Want to Ruin Your Favorite Book? Here’s How!

So you’re ready to ruin your favorite book? Cool!

First, start with a story you love. It can be a book you’ve read, like Little House on the Prairie or Captain Underpants, or a movie you’ve seen, like The Sound of Music or one of the Star Wars movies. You can even pick one of the stories from the My Rotten Stepbrother series. There are a million different choices you can make, things I never would’ve thought of. Go ahead. I won’t be mad!

[I should add that this exercise is for fun and writing practice only. If you actually tried to sell your own Harry Potter book, J.K. Rowling might not be too happy about it!]

Now, it’s time to decide how you want to change the story. Two ways to do this are by changing the main character or the setting. Here are a few examples for each of those:


  • Tell the story from a different character’s perspective. (The Broadway musical Wicked is a great example of this. It tells the Wizard of Oz with the Wicked Witch of the West as the main character, instead of Dorothy. It even gives her a name, Elphaba. When we see the story through Elphaba’s eyes, it seems totally different, and the Wicked Witch turns out to be not so bad after all.)
  • Change the main character from a boy to a girl, or a girl to a boy.
  • Change the main character to an animal. What if you retold Harry Potter with all pigs? Maybe instead of Hogwarts, they’d go to Peoplewarts.
  • Make the main character older our younger. You can even change a grown-up to a kid or a kid to a baby, although if you make Spider-Man a baby, then instead of him slinging webs the whole story may just be about him crying until he gets his diaper changed.
  • Make yourself the main character. How would you behave differently if you won a golden ticket to visit Willy Wonka’s chocolate factory? Or if you had to train with Yoda so you could fight Darth Vader? What if Aladdin’s genie gave you three wishes? What would you use them for?
  • Or… go totally crazy! Make all the characters aliens, robots or vampires. Maybe they can be talking insects or bottles of salad dressing — even a group of living, breathing paper clips! The only limit is your imagination.

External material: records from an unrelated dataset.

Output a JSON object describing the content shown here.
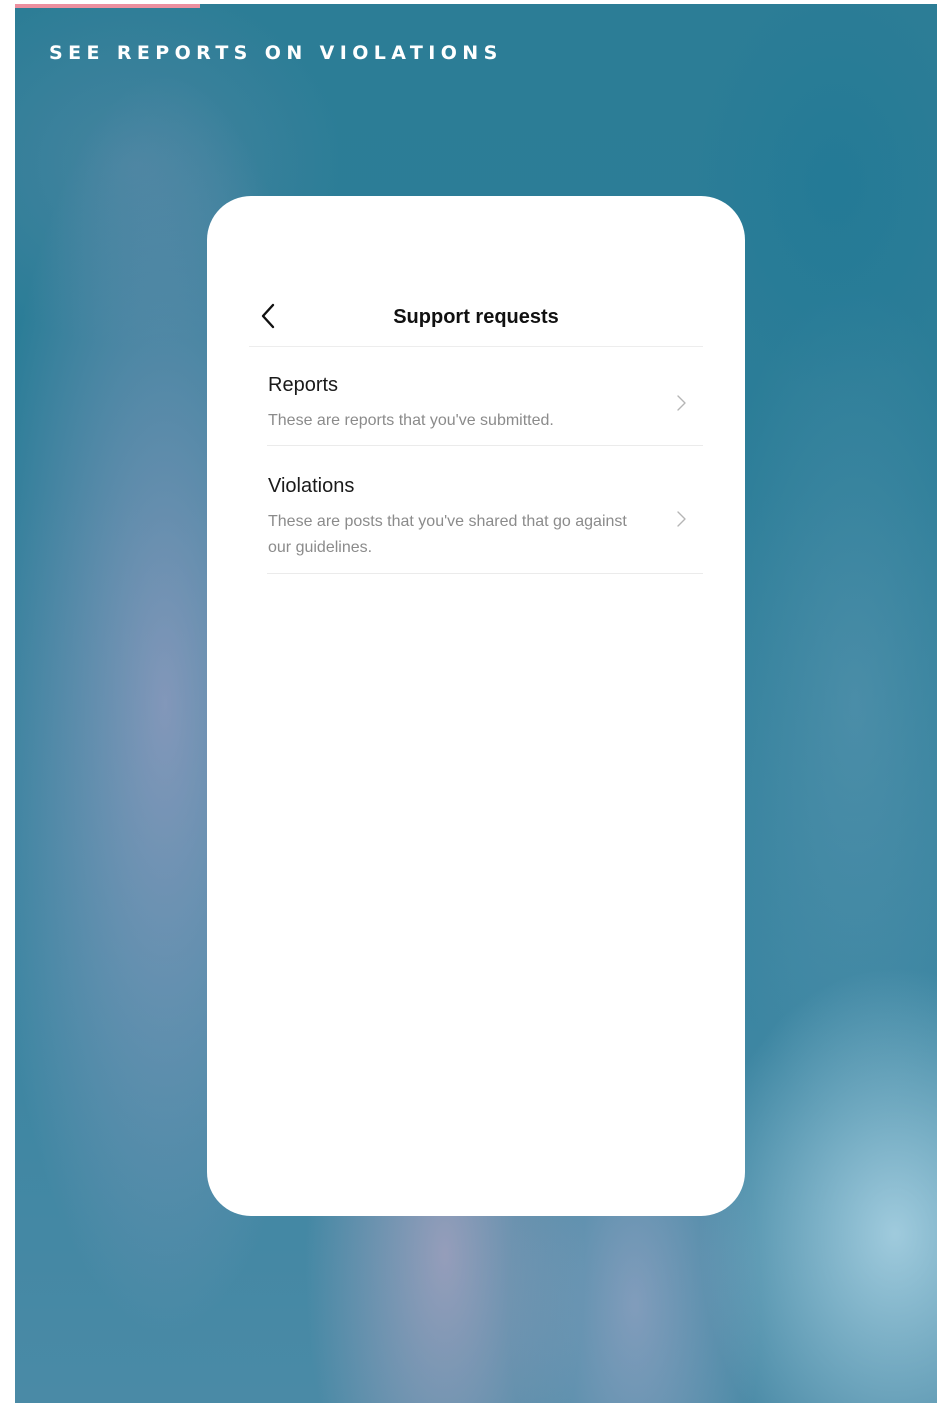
{
  "page": {
    "heading": "SEE REPORTS ON VIOLATIONS",
    "accent_color": "#ec8f9f"
  },
  "screen": {
    "nav": {
      "back_icon": "chevron-left-icon",
      "title": "Support requests"
    },
    "items": [
      {
        "title": "Reports",
        "description": "These are reports that you've submitted.",
        "icon": "chevron-right-icon"
      },
      {
        "title": "Violations",
        "description": "These are posts that you've shared that go against our guidelines.",
        "icon": "chevron-right-icon"
      }
    ]
  }
}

  • Change the time period in which the story takes place. If it’s an older story like Oliver Twist, try setting it in today’s world. Or if it’s a modern story like Diary of a Wimpy Kid, see what happens if you set it in prehistoric times and add dinosaurs. Or have it take place in Colonial Times or during the time when your parents grew up. If you’re feeling really daring, try setting it in the future!
  • Change the area where the story happens. If it’s in the city, move it to the country. If it takes place in China, try moving it to New York or to a South American rainforest. How would Peter Pan be different if instead of London, it started off in your town?